For another time, the project Map of Violations is under information attack, too. Each campaign is marked by statements from members of the Public Chamber of Russia, the Presidential Council for Civil Society and Human Rights, and electoral commissions, that 92% of notifications on the Map of Violations are ‘fake’. However, the Public Chamber has never shared materials of their inspections. Sent by Golos in 2018 and 2020, formal requests to the Public Chamber and electoral commissions remained without an answer.
Circulated by the federal TV stations, lies about Golos are also sold as truth by officials of electoral commissions. For example, the Chairperson of CEC Russia claims that CEC has allegedly provided Golos with rebuttals, yet Golos does not publish them, since it does not control the Map of Violations:
“When we give the presumed owners of the Map of Violations official information asking to correct their false publications, they cannot do it. Because, guess where their server is? Their well-protected server is in California”.
In another example, a sham movie imitating the Golos training session was screened during the press conference of Leningrad Oblast Electoral Commission in TASS on 14 September, as a credible evidence of provocations being staged by Golos.

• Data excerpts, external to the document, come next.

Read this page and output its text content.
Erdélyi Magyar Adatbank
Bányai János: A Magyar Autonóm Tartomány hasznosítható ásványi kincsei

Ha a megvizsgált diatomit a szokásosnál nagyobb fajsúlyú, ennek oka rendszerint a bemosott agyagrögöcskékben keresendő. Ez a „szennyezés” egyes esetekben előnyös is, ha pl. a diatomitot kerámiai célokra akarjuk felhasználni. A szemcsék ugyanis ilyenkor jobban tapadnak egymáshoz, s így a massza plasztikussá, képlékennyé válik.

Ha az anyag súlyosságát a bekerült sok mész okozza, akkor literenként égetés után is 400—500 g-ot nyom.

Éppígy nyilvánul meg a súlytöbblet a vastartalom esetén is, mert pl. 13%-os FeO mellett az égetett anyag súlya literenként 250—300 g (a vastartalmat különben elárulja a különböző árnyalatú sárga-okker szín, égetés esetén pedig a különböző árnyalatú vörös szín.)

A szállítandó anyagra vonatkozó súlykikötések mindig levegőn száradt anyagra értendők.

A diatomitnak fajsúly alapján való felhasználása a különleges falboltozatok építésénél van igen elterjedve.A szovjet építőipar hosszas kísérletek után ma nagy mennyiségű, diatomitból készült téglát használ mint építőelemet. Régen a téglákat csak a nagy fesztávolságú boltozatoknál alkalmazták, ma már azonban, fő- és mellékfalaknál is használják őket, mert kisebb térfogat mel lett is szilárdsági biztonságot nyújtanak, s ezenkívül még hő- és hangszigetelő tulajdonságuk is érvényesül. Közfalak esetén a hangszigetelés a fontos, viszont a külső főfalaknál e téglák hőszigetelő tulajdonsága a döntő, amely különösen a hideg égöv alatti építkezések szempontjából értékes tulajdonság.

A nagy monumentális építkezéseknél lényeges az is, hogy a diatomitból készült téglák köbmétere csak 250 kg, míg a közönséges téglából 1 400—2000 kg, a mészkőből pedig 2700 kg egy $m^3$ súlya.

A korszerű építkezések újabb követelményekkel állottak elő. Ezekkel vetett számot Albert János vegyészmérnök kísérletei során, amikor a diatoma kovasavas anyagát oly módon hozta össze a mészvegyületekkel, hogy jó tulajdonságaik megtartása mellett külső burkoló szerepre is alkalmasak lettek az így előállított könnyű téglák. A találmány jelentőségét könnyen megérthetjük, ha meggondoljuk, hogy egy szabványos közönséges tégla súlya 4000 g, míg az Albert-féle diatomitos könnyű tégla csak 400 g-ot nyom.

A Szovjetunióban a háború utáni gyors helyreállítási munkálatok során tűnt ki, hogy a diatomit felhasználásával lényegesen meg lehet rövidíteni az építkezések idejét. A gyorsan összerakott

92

Always training observation participants for adherence to law and constructive cooperation with the electoral commissions, the movement Golos has never called and is not calling for any provocations. Golos reiterates that it follows universal international standards of elections and fully complies with the political neutrality as a basic prerequisite of independent and impartial election observation. We are guided by the constitutional principle that the bearer of sovereignty and the only source of power in Russia shall be its multinational people, while the referendum and free elections serve as the supreme direct expression of the people’s will.

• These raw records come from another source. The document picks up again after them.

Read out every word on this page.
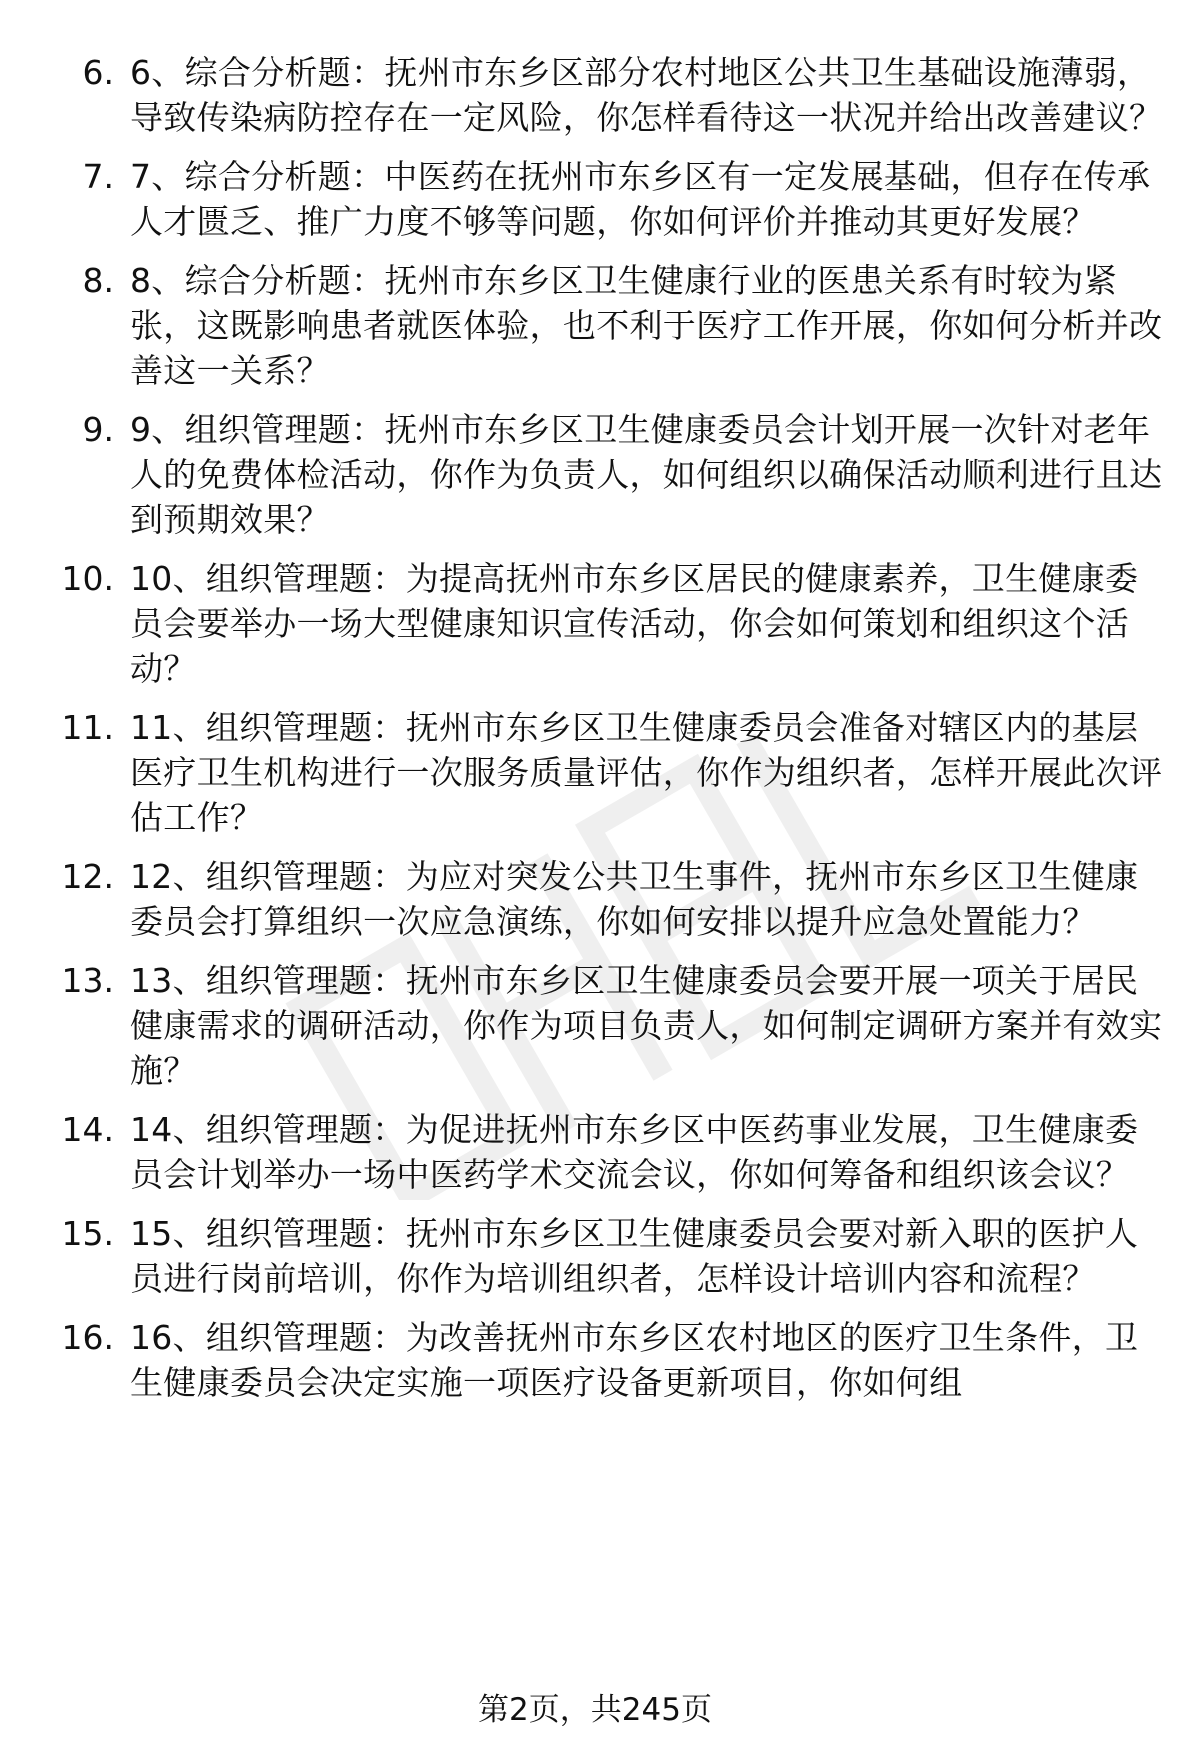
6. 6、综合分析题：抚州市东乡区部分农村地区公共卫生基础设施薄弱，导致传染病防控存在一定风险，你怎样看待这一状况并给出改善建议？
7. 7、综合分析题：中医药在抚州市东乡区有一定发展基础，但存在传承人才匮乏、推广力度不够等问题，你如何评价并推动其更好发展？
8. 8、综合分析题：抚州市东乡区卫生健康行业的医患关系有时较为紧张，这既影响患者就医体验，也不利于医疗工作开展，你如何分析并改善这一关系？
9. 9、组织管理题：抚州市东乡区卫生健康委员会计划开展一次针对老年人的免费体检活动，你作为负责人，如何组织以确保活动顺利进行且达到预期效果？
10. 10、组织管理题：为提高抚州市东乡区居民的健康素养，卫生健康委员会要举办一场大型健康知识宣传活动，你会如何策划和组织这个活动？
11. 11、组织管理题：抚州市东乡区卫生健康委员会准备对辖区内的基层医疗卫生机构进行一次服务质量评估，你作为组织者，怎样开展此次评估工作？
12. 12、组织管理题：为应对突发公共卫生事件，抚州市东乡区卫生健康委员会打算组织一次应急演练，你如何安排以提升应急处置能力？
13. 13、组织管理题：抚州市东乡区卫生健康委员会要开展一项关于居民健康需求的调研活动，你作为项目负责人，如何制定调研方案并有效实施？
14. 14、组织管理题：为促进抚州市东乡区中医药事业发展，卫生健康委员会计划举办一场中医药学术交流会议，你如何筹备和组织该会议？
15. 15、组织管理题：抚州市东乡区卫生健康委员会要对新入职的医护人员进行岗前培训，你作为培训组织者，怎样设计培训内容和流程？
16. 16、组织管理题：为改善抚州市东乡区农村地区的医疗卫生条件，卫生健康委员会决定实施一项医疗设备更新项目，你如何组
第2页，共245页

We ask the Prosecutor General’s Office, bodies of the Ministry of Interior of Russia and the Investigative Committee of Russia to make an enquiry into cases of spreading deliberately falsified information that undermines the reputation of the movement Golos and denigrates the honour and dignity of its members (Article 128.1 of the Criminal Code of Russia) by federal media, and to pursue investigation and identify actual participants and actors in the sham movies who pretend to be members of the movement Golos.